Water: ?"?" is not in the list (wet, moist, moderate, dry, less when dormant) of allowed values for the "Water" property.
Scientific Names



Read about Dodecatheon in the Standard Cyclopedia of Horticulture 

Dodecatheon (Greek, twelve gods, old name of no application here). Primulaceae. Shooting-star. American Cowslip.

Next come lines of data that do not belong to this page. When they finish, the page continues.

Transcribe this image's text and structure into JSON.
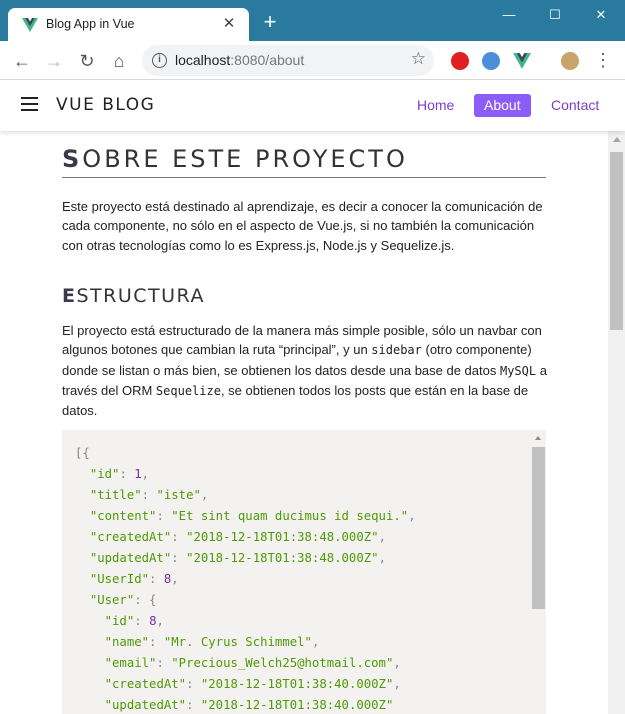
{
  "browser": {
    "tab_title": "Blog App in Vue",
    "tab_close": "✕",
    "new_tab": "+",
    "window_minimize": "—",
    "window_maximize": "☐",
    "window_close": "✕",
    "url_host": "localhost",
    "url_rest": ":8080/about",
    "accent": "#2a7aa0"
  },
  "app": {
    "brand": "VUE BLOG",
    "nav": {
      "home": "Home",
      "about": "About",
      "contact": "Contact"
    },
    "accent": "#8b5cf6"
  },
  "page": {
    "title_first": "S",
    "title_rest": "OBRE ESTE PROYECTO",
    "intro": "Este proyecto está destinado al aprendizaje, es decir a conocer la comunicación de cada componente, no sólo en el aspecto de Vue.js, si no también la comunicación con otras tecnologías como lo es Express.js, Node.js y Sequelize.js.",
    "subtitle_first": "E",
    "subtitle_rest": "STRUCTURA",
    "structure": {
      "part1": "El proyecto está estructurado de la manera más simple posible, sólo un navbar con algunos botones que cambian la ruta “principal”, y un ",
      "sidebar": "sidebar",
      "part2": " (otro componente) donde se listan o más bien, se obtienen los datos desde una base de datos ",
      "mysql": "MySQL",
      "part3": " a través del ORM ",
      "sequelize": "Sequelize",
      "part4": ", se obtienen todos los posts que están en la base de datos."
    },
    "code": {
      "open": "[{",
      "id_key": "\"id\"",
      "id_val": "1",
      "title_key": "\"title\"",
      "title_val": "\"iste\"",
      "content_key": "\"content\"",
      "content_val": "\"Et sint quam ducimus id sequi.\"",
      "created_key": "\"createdAt\"",
      "created_val": "\"2018-12-18T01:38:48.000Z\"",
      "updated_key": "\"updatedAt\"",
      "updated_val": "\"2018-12-18T01:38:48.000Z\"",
      "userid_key": "\"UserId\"",
      "userid_val": "8",
      "user_key": "\"User\"",
      "u_id_key": "\"id\"",
      "u_id_val": "8",
      "u_name_key": "\"name\"",
      "u_name_val": "\"Mr. Cyrus Schimmel\"",
      "u_email_key": "\"email\"",
      "u_email_val": "\"Precious_Welch25@hotmail.com\"",
      "u_created_key": "\"createdAt\"",
      "u_created_val": "\"2018-12-18T01:38:40.000Z\"",
      "u_updated_key": "\"updatedAt\"",
      "u_updated_val": "\"2018-12-18T01:38:40.000Z\""
    }
  }
}
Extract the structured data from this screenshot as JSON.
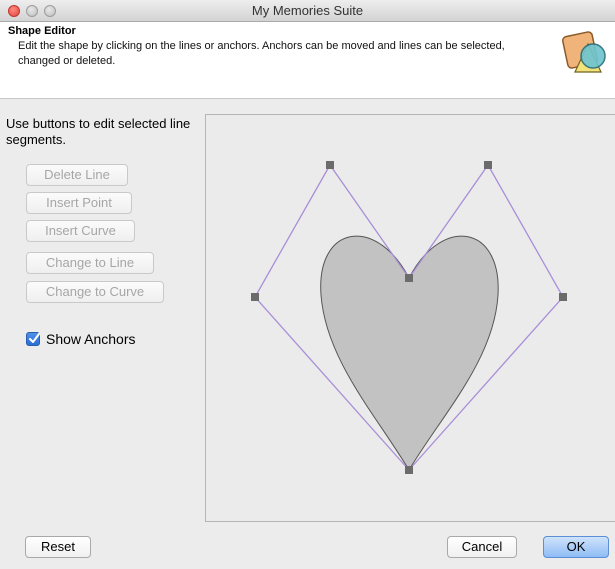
{
  "window": {
    "title": "My Memories Suite"
  },
  "header": {
    "title": "Shape Editor",
    "description": "Edit the shape by clicking on the lines or anchors. Anchors can be moved and lines can be selected, changed or deleted."
  },
  "sidebar": {
    "instructions": "Use buttons to edit selected line segments.",
    "buttons": [
      {
        "label": "Delete Line",
        "enabled": false
      },
      {
        "label": "Insert Point",
        "enabled": false
      },
      {
        "label": "Insert Curve",
        "enabled": false
      },
      {
        "label": "Change to Line",
        "enabled": false
      },
      {
        "label": "Change to Curve",
        "enabled": false
      }
    ],
    "show_anchors": {
      "label": "Show Anchors",
      "checked": true
    }
  },
  "footer": {
    "reset_label": "Reset",
    "cancel_label": "Cancel",
    "ok_label": "OK"
  },
  "colors": {
    "guide_line": "#a98ed8",
    "shape_fill": "#c2c2c2",
    "anchor": "#6b6b6b",
    "accent": "#5c8fd6"
  }
}
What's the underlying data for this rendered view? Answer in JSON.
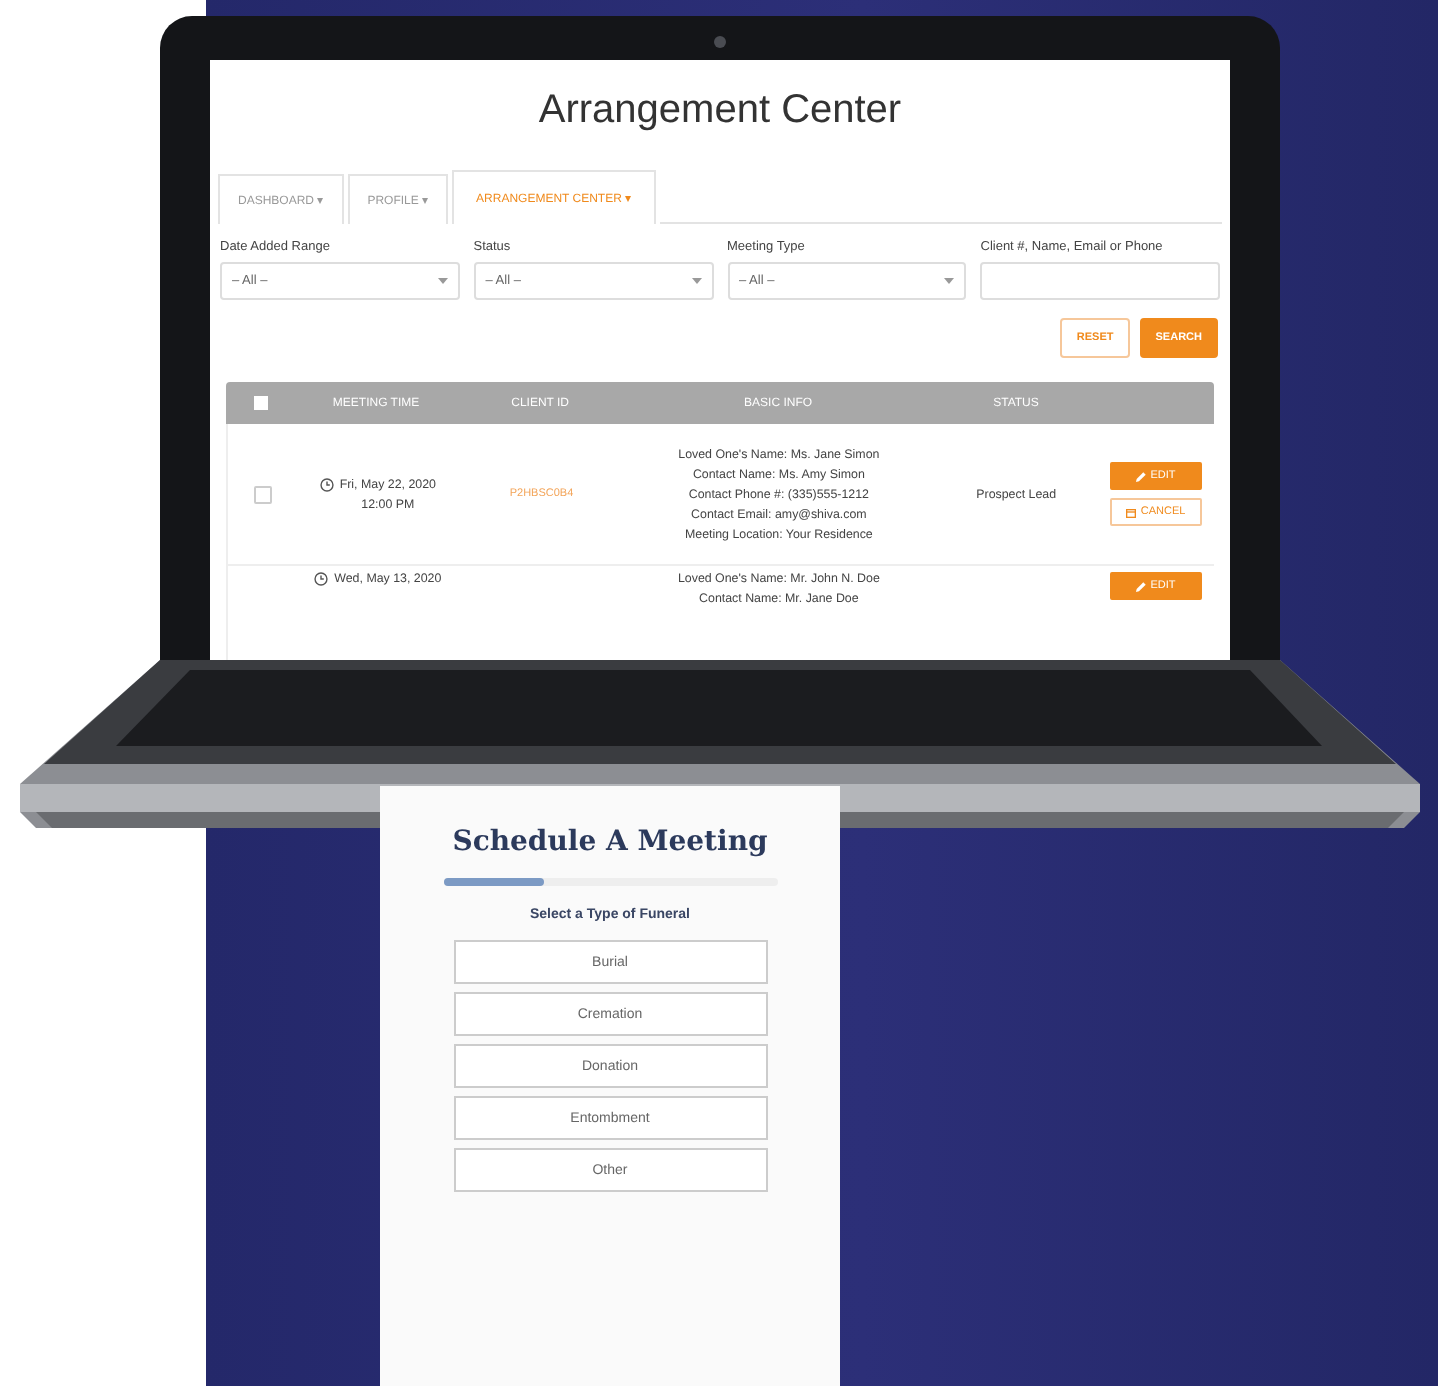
{
  "screen": {
    "title": "Arrangement Center",
    "tabs": [
      {
        "label": "DASHBOARD",
        "caret": "▾",
        "selected": false
      },
      {
        "label": "PROFILE",
        "caret": "▾",
        "selected": false
      },
      {
        "label": "ARRANGEMENT CENTER",
        "caret": "▾",
        "selected": true
      }
    ],
    "filters": [
      {
        "label": "Date Added Range",
        "kind": "select",
        "value": "– All –"
      },
      {
        "label": "Status",
        "kind": "select",
        "value": "– All –"
      },
      {
        "label": "Meeting Type",
        "kind": "select",
        "value": "– All –"
      },
      {
        "label": "Client #, Name, Email or Phone",
        "kind": "text"
      }
    ],
    "buttons": [
      {
        "label": "RESET",
        "kind": "outline"
      },
      {
        "label": "SEARCH",
        "kind": "solid"
      }
    ],
    "table": {
      "header_checked": false,
      "columns": [
        "MEETING TIME",
        "CLIENT ID",
        "BASIC INFO",
        "STATUS"
      ],
      "rows": [
        {
          "checked": false,
          "meeting_time": [
            "Fri, May 22, 2020",
            "12:00 PM"
          ],
          "client_id": "P2HBSC0B4",
          "basic_info": [
            "Loved One's Name: Ms. Jane Simon",
            "Contact Name: Ms. Amy Simon",
            "Contact Phone #: (335)555-1212",
            "Contact Email: amy@shiva.com",
            "Meeting Location: Your Residence"
          ],
          "status": "Prospect Lead",
          "actions": [
            {
              "label": "EDIT",
              "kind": "edit"
            },
            {
              "label": "CANCEL",
              "kind": "cancel"
            }
          ]
        },
        {
          "meeting_time": [
            "Wed, May 13, 2020"
          ],
          "basic_info": [
            "Loved One's Name: Mr. John N. Doe",
            "Contact Name: Mr. Jane Doe"
          ],
          "actions": [
            {
              "label": "EDIT",
              "kind": "edit"
            }
          ]
        }
      ]
    }
  },
  "card": {
    "title": "Schedule A Meeting",
    "progress": {
      "level": 0.3
    },
    "prompt": "Select a Type of Funeral",
    "options": [
      "Burial",
      "Cremation",
      "Donation",
      "Entombment",
      "Other"
    ]
  }
}
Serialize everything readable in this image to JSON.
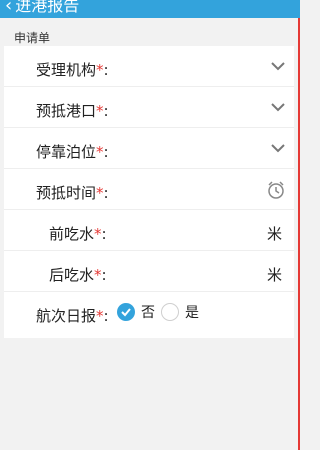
{
  "header": {
    "back_icon": "chevron-left-icon",
    "title": "进港报告"
  },
  "section": {
    "label": "申请单"
  },
  "rows": [
    {
      "label": "受理机构",
      "required": "*",
      "colon": ":",
      "icon": "chevron-down-icon"
    },
    {
      "label": "预抵港口",
      "required": "*",
      "colon": ":",
      "icon": "chevron-down-icon"
    },
    {
      "label": "停靠泊位",
      "required": "*",
      "colon": ":",
      "icon": "chevron-down-icon"
    },
    {
      "label": "预抵时间",
      "required": "*",
      "colon": ":",
      "icon": "alarm-clock-icon"
    },
    {
      "label": "前吃水",
      "required": "*",
      "colon": ":",
      "unit": "米"
    },
    {
      "label": "后吃水",
      "required": "*",
      "colon": ":",
      "unit": "米"
    },
    {
      "label": "航次日报",
      "required": "*",
      "colon": ":",
      "options": [
        "否",
        "是"
      ],
      "selected": "否"
    }
  ],
  "colors": {
    "accent": "#33a3dc",
    "required": "#e53935"
  }
}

Small perennial herbs with cyclamen-shaped flowers on scapes, sometimes grown in wild or hardy gardens.

Glabrous, with a tuft of ovate or oblong entire or dentate Ivs. at the base, and a slender single naked scape: fls. few or many in an umbel, nodding, white, rose or purple; corolla-lobes (5) and calyx reflexed; stamens 5, attached in the throat of the short corolla- tube, the short filaments more or less conjoined at base and the long slender anthers connivent into a cone: fr. an oblong or somewhat cylindrical 5- or 6-valved caps. —Dodecatheon is a puzzling genus to systematic botanists. It is found from Maine to Texas and from the Atlantic to the Pacific; and along the Pacific slope, from the islands of Lower Calif. to those of Bering Strait. In this vast region, it varies immensely. It is also found in Asia, especially northeastward. This wonderful distribution and variability is all the more remarkable if, as Gray once thought, it is all one species, because monotypic genera are considered, as a rule, to be comparatively inflexible or invariable. Pax & Knuth, on the other hand (Engler's Pflanzenreich, hft. 22, 1905), recognize 30 species. There is singular lack of agreement in the characterization of accepted species. Dodecatheon belongs to the same family with Primula and Cyclamen, but in a different tribe from the former, while its reflexed corolla-lobes distinguish it from most genera of its family. Many species and varieties may be expected to appear in the lists of dealers in native plants.

Shooting-star is an appropriate name. The flowers have been compared to a diminutive cyclamen, for they are pendulous and seem to be full of motion (see Fig. 1338). The stamens in D. Meadia and all eastern species come to a sharp point and seem to be shooting ahead, while the petals fall behind like the tail of a comet. The flowers represent every shade from pure white, through lilac and rose, to purple, and they all have a yellow circle in the middle, i.e., at the mouth of the corolla. After the flowers are gone the pedicels become erect. Some forms have all their parts in fours. There are a number of good horticultural forms offered abroad.

They require an open well-drained soil, not too dry, and moderately rich, and a shady or partially shady position. They are propagated by division or by seeds, the latter method being rather slow.